March is Women’s History Month and an appropriate time to remember Phebe Ann Coffin Hanaford—a remarkable woman whose Hingham connection is not generally remembered.
This photograph from our archives is of the Meeting House of the First Universalist Society in Hingham. The building remains standing as a private home on North Street—albeit without the wonderful “crown.” It was built in 1829 by a group of Hingham adherents of Universalism, a liberal Protestant Christian faith which, like Unitarianism, developed in New England as a reaction to the strict Puritanism of the area’s early settlers. Universalists believed in universal salvation: that all human souls—not just the Elect—achieve salvation through Christ. Their liberal theology was matched with liberal social views, and in the mid-19th century, the Universalists were one of the few Protestant denominations to ordain women to the ministry.
Phebe Hanaford, born Phebe Ann Coffin on Nantucket, was the third woman ordained to the ministry of any Christian denomination in the United States—and the first in Massachusetts. That signal event occurred on February 19, 1868 at the Universalist Meeting House pictured above in Hingham, after she had served as that church’s pastor for around 18 months. Sermons were preached by the Rev. Olympia Brown, the first woman minister in the United States and at that time pastor of the Universalist church in Weymouth, and John Greenleaf Adams who preached on the text, “There is neither Jew nor Greek, there is neither bound nor free, there is neither male or female, but we are all one in Christ Jesus.”
Hanaford was popular as the part-time pastor in Hingham. The Star in the West, a monthly Universalist publication, wrote at the time of her ordination:
Educated in the good old fashioned way, she had the bible from Genesis to Revelation at her tongue’s end; having common sense and a good heart she understood our faith.
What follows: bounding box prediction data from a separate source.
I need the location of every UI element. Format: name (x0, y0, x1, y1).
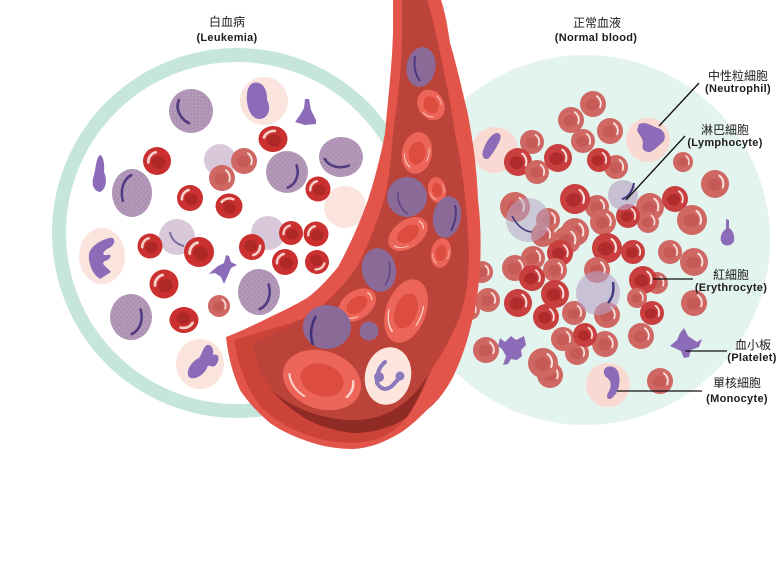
vessel leukemia cells (303, 45, 464, 349)
label: leukemia: (Leukemia) (196, 32, 258, 44)
circle: normal blood background (400, 55, 770, 425)
vessel white blood cell (359, 343, 417, 409)
normal blood nuclei (482, 123, 665, 399)
vessel outer wall (226, 0, 481, 449)
leukemia white cell nuclei (89, 82, 269, 378)
vessel lumen (253, 0, 469, 433)
normal blood lymphocytes (506, 180, 638, 315)
callout: neutrophil: (Neutrophil) (705, 83, 771, 95)
callout: monocyte: 單核細胞 (713, 376, 761, 390)
callout: erythrocyte (653, 268, 767, 294)
vessel lumen shadow (270, 375, 428, 433)
callout: neutrophil (659, 68, 771, 126)
leukemia pale cells (79, 77, 366, 389)
callout: platelet: (Platelet) (727, 352, 777, 364)
label: leukemia: 白血病 (209, 14, 245, 29)
normal blood red blood cells (460, 91, 729, 394)
label: leukemia (196, 14, 258, 44)
label: normal blood: 正常血液 (573, 15, 621, 30)
label: normal blood (555, 15, 637, 44)
circle: leukemia ring (59, 55, 415, 411)
callout: lymphocyte (626, 123, 763, 200)
callout: lymphocyte: (Lymphocyte) (687, 137, 763, 149)
label: normal blood: (Normal blood) (555, 32, 637, 44)
vessel red blood cells (275, 85, 453, 420)
normal blood platelets (498, 219, 734, 365)
callout: erythrocyte: 紅細胞 (713, 268, 749, 282)
normal blood pale cells (472, 118, 670, 407)
callout: lymphocyte: 淋巴細胞 (701, 123, 749, 137)
leukemia lymphoblasts (101, 89, 372, 350)
callout: monocyte: (Monocyte) (706, 393, 768, 405)
leukemia platelets (93, 99, 316, 284)
vessel lower-left wall shade (234, 320, 407, 443)
callout: platelet (685, 338, 777, 364)
callout: platelet: 血小板 (735, 338, 771, 352)
leukemia red blood cells (138, 122, 332, 338)
callout: neutrophil: 中性粒細胞 (708, 68, 768, 83)
callout: monocyte (617, 376, 768, 405)
callout: erythrocyte: (Erythrocyte) (695, 282, 767, 294)
blood vessel (226, 0, 481, 449)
And when the question about pastoral labor was put [in the examination for ordination], the chairman of the committee of the Hingham society, where she has been preaching for a year, stated she had done it more effectually than any man they had had for the last twenty years!
She stayed in Hingham (while also preaching at the Universalist Church in Waltham) until 1870, commuting by horse and buggy from the Reading home she shared with her husband and two children. In 1870, she accepted a call to the First Universalist Church and Society at New Haven, taking her children with her but leaving her husband behind. From 1870 on, in parishes in New Haven and Jersey City, New Jersey, she shared her home with a woman named Ellen Miles.
Hanaford had been active in the abolition movement in the 1860s and after the Civil War became an increasingly well-know activist in the women’s suffrage movement. She lost her pulpit in Jersey City in a controversy that stemmed partially from her outspoken involvement in the suffrage movement but also partially from her then-unorthodox domestic arrangements (contemporary newspaper articles referred to Miles as “the minister’s wife”). She did not have a parish of her own again, but she wrote and spoke and remained active in the women’s suffrage and temperance movements. (We also have in our archives two letters that she wrote after the turn of the 20th century as President of the Women’s Press Club in New York.) In the public sphere, she presided at the funerals of both Elizabeth Cady Stanton and Susan B. Anthony. Closer to home, she had the opportunity, unprecedented for a woman of her time, to give the blessing at her son’s ordination to the Congregational ministry and to perform her daughter’s marriage.